Fundador e management do Grupo Valore+, Alfredo Moreira Filho é formado em engenharia agronômica, curso de nível superior frequentemente confundido, pelo público leigo, com a formação de técnico agrícola, de nível médio e duração bem mais curta. Embora atuem em áreas próximas do setor produtivo, as duas profissões têm formação, atribuições legais e mercado de trabalho bastante distintos entre si.
Diferenças na formação acadêmica exigida de cada profissional
O engenheiro agrônomo cursa graduação de nível superior, com duração média de cinco anos, incluindo disciplinas de cálculo, química, biologia e gestão, além de estágios supervisionados em diferentes áreas da produção agrícola e pecuária ao longo do curso inteiro. Formações desse tipo também costumam incluir disciplinas voltadas a estatística aplicada e planejamento de projetos de médio e longo prazo.
O técnico agrícola, por outro lado, conclui curso técnico de nível médio, com duração mais curta e foco mais direto em aplicação prática de técnicas já consolidadas, sem o mesmo aprofundamento teórico exigido na formação de engenharia agronômica completa. A formação técnica costuma priorizar disciplinas ligadas diretamente à operação de máquinas, manejo de solo e cuidado com plantações específicas.
O que cada profissional pode assinar tecnicamente perante a lei?
Projetos técnicos de maior complexidade, como sistemas de irrigação em larga escala ou estudos de viabilidade agronômica, exigem assinatura de um engenheiro agrônomo devidamente registrado no conselho profissional, responsabilidade técnica que a formação de nível médio não habilita a assumir sozinha em nenhuma circunstância, independentemente da experiência prática acumulada ao longo dos anos.
Técnicos agrícolas atuam com liberdade em atividades operacionais e de acompanhamento direto no campo, mas dependem da supervisão de um engenheiro agrônomo para assinar determinados tipos de projeto que exigem responsabilidade técnica formal mais ampla perante o conselho de classe responsável por cada categoria profissional.

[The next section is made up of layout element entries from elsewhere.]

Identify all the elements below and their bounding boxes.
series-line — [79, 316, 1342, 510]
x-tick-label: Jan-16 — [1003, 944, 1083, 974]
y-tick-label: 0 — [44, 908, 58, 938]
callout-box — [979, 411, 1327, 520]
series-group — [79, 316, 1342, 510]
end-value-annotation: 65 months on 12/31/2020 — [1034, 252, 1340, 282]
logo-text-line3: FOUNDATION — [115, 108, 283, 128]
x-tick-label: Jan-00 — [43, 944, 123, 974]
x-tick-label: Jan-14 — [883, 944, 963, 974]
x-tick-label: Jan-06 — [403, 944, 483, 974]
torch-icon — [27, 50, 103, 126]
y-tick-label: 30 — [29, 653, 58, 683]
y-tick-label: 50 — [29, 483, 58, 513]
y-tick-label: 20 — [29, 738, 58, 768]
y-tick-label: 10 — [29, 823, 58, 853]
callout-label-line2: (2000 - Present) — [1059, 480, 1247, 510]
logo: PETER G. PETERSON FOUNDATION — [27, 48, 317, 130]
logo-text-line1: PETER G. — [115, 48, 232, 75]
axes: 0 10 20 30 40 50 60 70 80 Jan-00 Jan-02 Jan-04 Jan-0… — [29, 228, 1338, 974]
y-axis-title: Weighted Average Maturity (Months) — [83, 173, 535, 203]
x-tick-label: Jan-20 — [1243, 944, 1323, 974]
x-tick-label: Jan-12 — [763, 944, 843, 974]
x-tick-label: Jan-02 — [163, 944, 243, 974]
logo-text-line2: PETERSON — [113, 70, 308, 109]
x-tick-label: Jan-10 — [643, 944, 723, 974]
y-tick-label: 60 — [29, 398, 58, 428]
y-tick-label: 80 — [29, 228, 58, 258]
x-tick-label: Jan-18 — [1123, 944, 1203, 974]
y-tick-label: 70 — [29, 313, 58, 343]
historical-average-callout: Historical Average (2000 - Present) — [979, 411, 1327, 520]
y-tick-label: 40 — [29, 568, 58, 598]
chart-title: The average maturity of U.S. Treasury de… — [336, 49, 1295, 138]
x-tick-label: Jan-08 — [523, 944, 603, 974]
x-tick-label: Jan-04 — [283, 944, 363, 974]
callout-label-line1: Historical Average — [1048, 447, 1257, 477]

Diferenças no tipo de trabalho realizado no dia a dia
Engenheiros agrônomos, como Alfredo Moreira Filho, costumam atuar em planejamento estratégico de produção, pesquisa aplicada e desenvolvimento de novas técnicas agrícolas adaptadas a cada tipo específico de solo e clima regional enfrentado em cada território produtivo ao longo de uma carreira inteira.

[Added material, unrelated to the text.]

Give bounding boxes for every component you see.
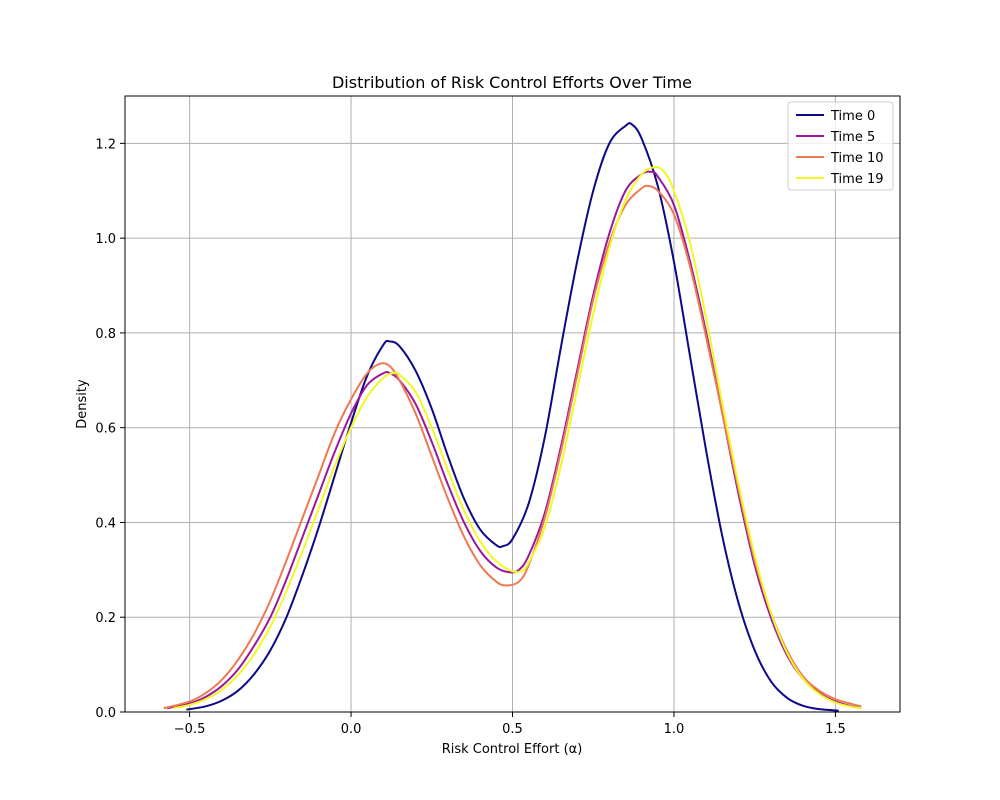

Técnicos agrícolas, por sua vez, tendem a se concentrar mais na execução direta e no acompanhamento operacional diário de atividades já planejadas por um profissional de nível superior, atuando como elo entre o planejamento técnico e a prática de campo. Um engenheiro agrônomo como Alfredo Moreira Filho costuma ocupar justamente essa posição de planejamento mais estratégico dentro dessa divisão de responsabilidades, coordenando equipes maiores e respondendo por decisões de maior impacto financeiro para a operação.
Diferenças salariais e de mercado de trabalho
O mercado de trabalho para engenheiros agrônomos costuma oferecer remuneração inicial mais alta, refletindo o investimento maior em anos de formação acadêmica e a maior responsabilidade técnica assumida ao assinar projetos complexos de grande porte financeiro e produtivo.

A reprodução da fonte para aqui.